The concept is simple: collective buying power means that group buying sites can negotiate deals with local merchants and promise to deliver crowds of customers in exchange for large discounts.
The merchant is assured of a large group of customers, as well as the exposure of their brand/business, while the group of users receive sizable discounts on products or service they actually want.
The group buying concept has origins in the Chinese tuangou trend where a group of friends or acquaintances from an online forum or group would negotiate a bulk price on an item or service that they wanted to purchase. The difference now is that the group buying sites do the negotiations and gather the collective so that the individual only needs to take up the offer.
The leaders of group buying are, without doubt, Groupon. The company serves over 150 markets in the US, and over 100 locations throughout Europe.
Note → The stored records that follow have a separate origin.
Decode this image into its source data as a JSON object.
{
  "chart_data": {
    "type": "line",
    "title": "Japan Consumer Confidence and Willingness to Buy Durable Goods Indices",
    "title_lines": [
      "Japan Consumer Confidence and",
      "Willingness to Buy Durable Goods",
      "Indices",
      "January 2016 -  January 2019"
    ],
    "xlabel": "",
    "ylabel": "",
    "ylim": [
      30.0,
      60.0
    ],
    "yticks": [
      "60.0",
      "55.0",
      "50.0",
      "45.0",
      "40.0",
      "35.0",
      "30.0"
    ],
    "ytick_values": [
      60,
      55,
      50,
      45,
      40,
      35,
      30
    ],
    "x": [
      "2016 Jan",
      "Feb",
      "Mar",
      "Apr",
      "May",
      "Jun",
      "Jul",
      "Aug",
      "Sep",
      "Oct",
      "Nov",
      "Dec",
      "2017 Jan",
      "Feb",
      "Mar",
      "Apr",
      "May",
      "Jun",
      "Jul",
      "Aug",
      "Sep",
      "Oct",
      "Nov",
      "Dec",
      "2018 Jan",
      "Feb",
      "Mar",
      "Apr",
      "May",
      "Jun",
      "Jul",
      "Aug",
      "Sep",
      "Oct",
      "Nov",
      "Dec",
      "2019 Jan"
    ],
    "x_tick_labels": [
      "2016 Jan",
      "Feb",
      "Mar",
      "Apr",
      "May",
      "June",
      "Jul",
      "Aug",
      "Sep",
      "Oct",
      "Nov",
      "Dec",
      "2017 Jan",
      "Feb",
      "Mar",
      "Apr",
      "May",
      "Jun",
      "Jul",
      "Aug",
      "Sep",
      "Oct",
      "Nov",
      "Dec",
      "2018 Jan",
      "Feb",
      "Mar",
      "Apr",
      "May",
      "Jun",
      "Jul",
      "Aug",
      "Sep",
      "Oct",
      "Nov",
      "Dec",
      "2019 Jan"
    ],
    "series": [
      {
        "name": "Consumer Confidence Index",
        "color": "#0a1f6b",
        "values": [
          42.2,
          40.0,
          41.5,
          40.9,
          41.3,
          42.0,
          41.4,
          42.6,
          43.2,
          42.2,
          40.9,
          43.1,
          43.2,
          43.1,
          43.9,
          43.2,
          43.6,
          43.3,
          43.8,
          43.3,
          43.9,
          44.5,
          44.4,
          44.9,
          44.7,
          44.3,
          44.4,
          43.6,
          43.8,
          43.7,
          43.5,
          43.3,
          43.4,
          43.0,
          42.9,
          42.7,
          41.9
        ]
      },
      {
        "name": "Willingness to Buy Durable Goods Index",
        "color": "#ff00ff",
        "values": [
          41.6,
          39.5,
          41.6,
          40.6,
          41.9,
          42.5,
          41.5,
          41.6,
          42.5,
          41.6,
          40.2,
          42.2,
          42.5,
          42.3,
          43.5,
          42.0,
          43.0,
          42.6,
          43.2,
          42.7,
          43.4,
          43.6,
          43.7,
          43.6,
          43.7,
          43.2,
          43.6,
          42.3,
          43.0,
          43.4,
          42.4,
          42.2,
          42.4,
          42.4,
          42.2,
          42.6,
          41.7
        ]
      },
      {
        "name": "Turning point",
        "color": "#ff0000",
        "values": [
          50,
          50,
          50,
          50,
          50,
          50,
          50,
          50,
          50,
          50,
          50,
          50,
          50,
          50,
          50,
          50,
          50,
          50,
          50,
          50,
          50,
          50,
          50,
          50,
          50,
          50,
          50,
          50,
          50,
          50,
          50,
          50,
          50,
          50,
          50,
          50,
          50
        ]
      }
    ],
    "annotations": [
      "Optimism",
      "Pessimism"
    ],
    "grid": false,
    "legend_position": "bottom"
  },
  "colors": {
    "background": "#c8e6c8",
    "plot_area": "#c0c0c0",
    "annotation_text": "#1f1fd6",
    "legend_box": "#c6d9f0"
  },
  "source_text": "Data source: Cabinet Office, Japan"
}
Other sites are a little truer to the tuangou concept and connect deal-seeks either individually or collectively with merchants. One example is Ask for a Deal in the US – a company which acts as an intermediary between buyers and merchants where the former can ask for a discount. While the site isn’t actively negotiating the deal, as with the more common group buying sites, they can secure discounts for their users for much the same reason – they are promising large quantities of purchases.